If true, that contradicts the hope that the economic expansion provided by AI will be offset by job growth somewhere else. Historically, employment has always rebounded during economic disruptions, with the agricultural and industrial revolutions presented as authoritative proof. But there’s plenty of people who think AI will be different, since it encompasses a more universal capability that can supplant workers in a generalized manner.
A 2013 article in MIT Technology Review describes how, starting in 2000, job productivity and employment growth started to diverge. Over that period, productivity continued to climb, while employment growth started to flatten. The investigators of this phenomenon, Erik Brynjolfsson and Andrew McAfee, called this the “great decoupling,” and believe at least some of this is attributed to the effect of 21st century computer technology.
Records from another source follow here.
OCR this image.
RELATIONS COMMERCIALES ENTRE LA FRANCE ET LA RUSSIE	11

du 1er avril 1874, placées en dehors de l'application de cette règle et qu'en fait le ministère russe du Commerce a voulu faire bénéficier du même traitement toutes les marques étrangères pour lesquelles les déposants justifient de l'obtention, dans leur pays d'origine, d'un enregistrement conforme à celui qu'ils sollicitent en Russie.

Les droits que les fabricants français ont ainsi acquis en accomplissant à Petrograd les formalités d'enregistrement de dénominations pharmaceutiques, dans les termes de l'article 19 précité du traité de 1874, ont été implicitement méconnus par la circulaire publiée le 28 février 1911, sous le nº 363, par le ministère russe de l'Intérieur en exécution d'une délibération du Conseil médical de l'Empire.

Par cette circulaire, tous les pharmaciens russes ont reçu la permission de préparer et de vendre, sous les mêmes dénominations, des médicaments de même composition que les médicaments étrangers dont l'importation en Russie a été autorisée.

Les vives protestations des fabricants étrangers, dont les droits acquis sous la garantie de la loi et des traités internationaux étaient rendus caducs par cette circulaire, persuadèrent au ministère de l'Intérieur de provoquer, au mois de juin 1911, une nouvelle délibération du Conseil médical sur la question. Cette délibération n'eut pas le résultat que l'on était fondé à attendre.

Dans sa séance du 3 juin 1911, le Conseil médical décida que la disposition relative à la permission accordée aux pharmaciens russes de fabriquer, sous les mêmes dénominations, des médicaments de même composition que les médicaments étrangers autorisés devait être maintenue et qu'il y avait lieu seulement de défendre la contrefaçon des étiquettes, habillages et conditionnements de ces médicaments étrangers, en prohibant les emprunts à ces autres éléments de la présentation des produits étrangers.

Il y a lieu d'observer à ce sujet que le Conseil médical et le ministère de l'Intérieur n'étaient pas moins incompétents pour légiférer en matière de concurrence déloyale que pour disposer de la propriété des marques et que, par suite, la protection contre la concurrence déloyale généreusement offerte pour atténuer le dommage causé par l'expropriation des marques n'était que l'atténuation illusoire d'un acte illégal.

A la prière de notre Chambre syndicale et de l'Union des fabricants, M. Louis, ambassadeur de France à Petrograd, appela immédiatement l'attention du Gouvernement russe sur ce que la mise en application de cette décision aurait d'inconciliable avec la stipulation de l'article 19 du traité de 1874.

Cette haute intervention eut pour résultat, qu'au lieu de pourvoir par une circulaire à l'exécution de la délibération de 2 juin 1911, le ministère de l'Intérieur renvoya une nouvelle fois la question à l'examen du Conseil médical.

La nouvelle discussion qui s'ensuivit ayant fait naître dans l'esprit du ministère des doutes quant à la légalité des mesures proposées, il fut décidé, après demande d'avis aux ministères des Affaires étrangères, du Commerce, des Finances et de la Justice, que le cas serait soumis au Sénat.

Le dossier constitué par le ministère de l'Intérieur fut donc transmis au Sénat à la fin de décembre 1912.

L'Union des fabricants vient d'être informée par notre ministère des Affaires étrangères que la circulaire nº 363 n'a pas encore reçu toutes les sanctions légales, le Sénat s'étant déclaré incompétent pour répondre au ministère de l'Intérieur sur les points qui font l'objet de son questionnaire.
Their contention was that information technology is destroying jobs faster than it’s creating new ones, and is also contributing to stagnating incomes. The thrust of their analysis is that these more advanced technologies are “encroaching into human skills in a way that is completely unprecedented,” which they believe will erode not just lower-wage jobs, but more lucrative, high-skill jobs in areas as diverse as medicine, law and education.
Not everyone agrees, of course. In that same 2013 article, John Leonard, a professor of engineering at MIT and a member of its Computer Science and Artificial Intelligence Laboratory (CSAIL), expressed doubts that robots or related technologies will be able to replace people so easily, declaring “That’s not going to happen in my lifetime at a massive scale. The semiautonomous taxi will still have a driver.” Three years later, such skepticism seems naïve.
Given all that, we can hope that the next White House working group will indeed address the workforce ramifications of AI head-on, and not just for the US, but for the rest of the industrialized world where these technologies are certain to be deployed. Governments don’t have to be overly concerned about supporting the advancement of AI; that’s going to happen organically. They need to figure out how to adapt public institutions and policy to deal with the aftermath.